Up to this point, she’d already seen a lot in thirty-three years. She’d traveled the world, worked in medical humanitarianism, found the will to live again after losing her mother and ended up making the most amazing friends in the process. The days she’d spent in medical school had seemed perpetual, but she’d somehow still made it. If she’d had more time, she would have probably even become one of the top professionals in her field.
She’d even gotten the chance to fall in love.
Her life had been full. Though
there was more that she could have accomplished, more to discover, what had happened up until this point wasn’t exactly chopped liver.
I could die tomorrow…
The thought was supposed to come across as reassuring. As though, because her life was so full, if it ended in the next several hours there wouldn’t be many more experiences left for her to miss. However, the only thing she felt was a fear deeper than anything she’d ever known she could experience.
The tears returned. They were followed by Gage’s fingers as he swiped them away and his hands as he cupped her cheeks. He stared at her with an expression on his face that she felt over every inch of her body.
I could die tomorrow…
Then, his brows softened as though, all of a sudden, he could hear it too.
-16-
Gage’s hands clenched and released as Joel relayed his plan to Tayler—the plan that would essentially mark her as a target, putting her directly in the line of fire. He resisted the urge to pace as he listened, especially since he’d already concluded that there was nothing else that could have been done. If she didn’t go, the children would be killed. There was no wiggle room when children were involved. He’d plunged into carotids, cracked hyoid bones, and collapsed tracheas, but none of his work had ever involved bringing harm to a child. Not even the machine gun toting ones. Children never knew better. They were twice as impressionable as adults who were pretty damn malleable themselves.

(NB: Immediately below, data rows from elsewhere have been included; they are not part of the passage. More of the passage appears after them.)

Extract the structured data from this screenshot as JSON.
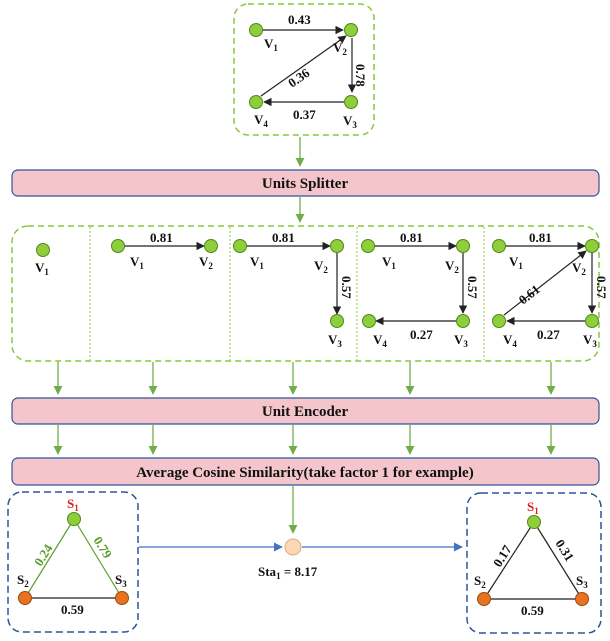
{
  "colors": {
    "node_green": "#8fce3a",
    "node_green_stroke": "#4b8a1c",
    "node_orange": "#e8731f",
    "node_orange_stroke": "#9a4a12",
    "green_dashed": "#8cc63f",
    "blue_dashed": "#2f5597",
    "bar_fill": "#f4c6cc",
    "bar_stroke": "#2f5597",
    "arrow_green": "#70ad47",
    "arrow_blue": "#4472c4",
    "s1_red": "#e02020",
    "green_weight": "#5aa02c"
  },
  "top_graph": {
    "nodes": [
      "V",
      "V",
      "V",
      "V"
    ],
    "node_subs": [
      "1",
      "2",
      "3",
      "4"
    ],
    "weights": [
      "0.43",
      "0.78",
      "0.37",
      "0.36"
    ]
  },
  "bars": {
    "units_splitter": "Units Splitter",
    "unit_encoder": "Unit Encoder",
    "average_cosine": "Average Cosine Similarity(take factor 1 for example)"
  },
  "units": {
    "u1": {
      "nodes": [
        "V"
      ],
      "subs": [
        "1"
      ]
    },
    "u2": {
      "nodes": [
        "V",
        "V"
      ],
      "subs": [
        "1",
        "2"
      ],
      "weights": [
        "0.81"
      ]
    },
    "u3": {
      "nodes": [
        "V",
        "V",
        "V"
      ],
      "subs": [
        "1",
        "2",
        "3"
      ],
      "weights": [
        "0.81",
        "0.57"
      ]
    },
    "u4": {
      "nodes": [
        "V",
        "V",
        "V",
        "V"
      ],
      "subs": [
        "1",
        "2",
        "3",
        "4"
      ],
      "weights": [
        "0.81",
        "0.57",
        "0.27"
      ]
    },
    "u5": {
      "nodes": [
        "V",
        "V",
        "V",
        "V"
      ],
      "subs": [
        "1",
        "2",
        "3",
        "4"
      ],
      "weights": [
        "0.81",
        "0.57",
        "0.27",
        "0.61"
      ]
    }
  },
  "left_triangle": {
    "nodes": [
      "S",
      "S",
      "S"
    ],
    "subs": [
      "1",
      "2",
      "3"
    ],
    "weights": [
      "0.24",
      "0.79",
      "0.59"
    ]
  },
  "sta": {
    "label": "Sta",
    "sub": "1",
    "value": " = 8.17"
  },
  "right_triangle": {
    "nodes": [
      "S",
      "S",
      "S"
    ],
    "subs": [
      "1",
      "2",
      "3"
    ],
    "weights": [
      "0.17",
      "0.31",
      "0.59"
    ]
  }
}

Being enshrouded by his thoughts had caused him to lose the last five minutes of the conversation, but it was something that had caused Tayler’s shoulders to tense beneath his palms. Standing behind her while she sat in a dining room chair with his grip somewhere on her body had been the only thing that had stopped him from incessantly pacing. It was different this time, he knew. The other time, he’d been thousands of miles away. No matter how many ways he’d twisted it in his head, he would have never been able to get there in time to save his family. Yet, it had still gripped him day and night for years, spurring to its worst around the same time each year.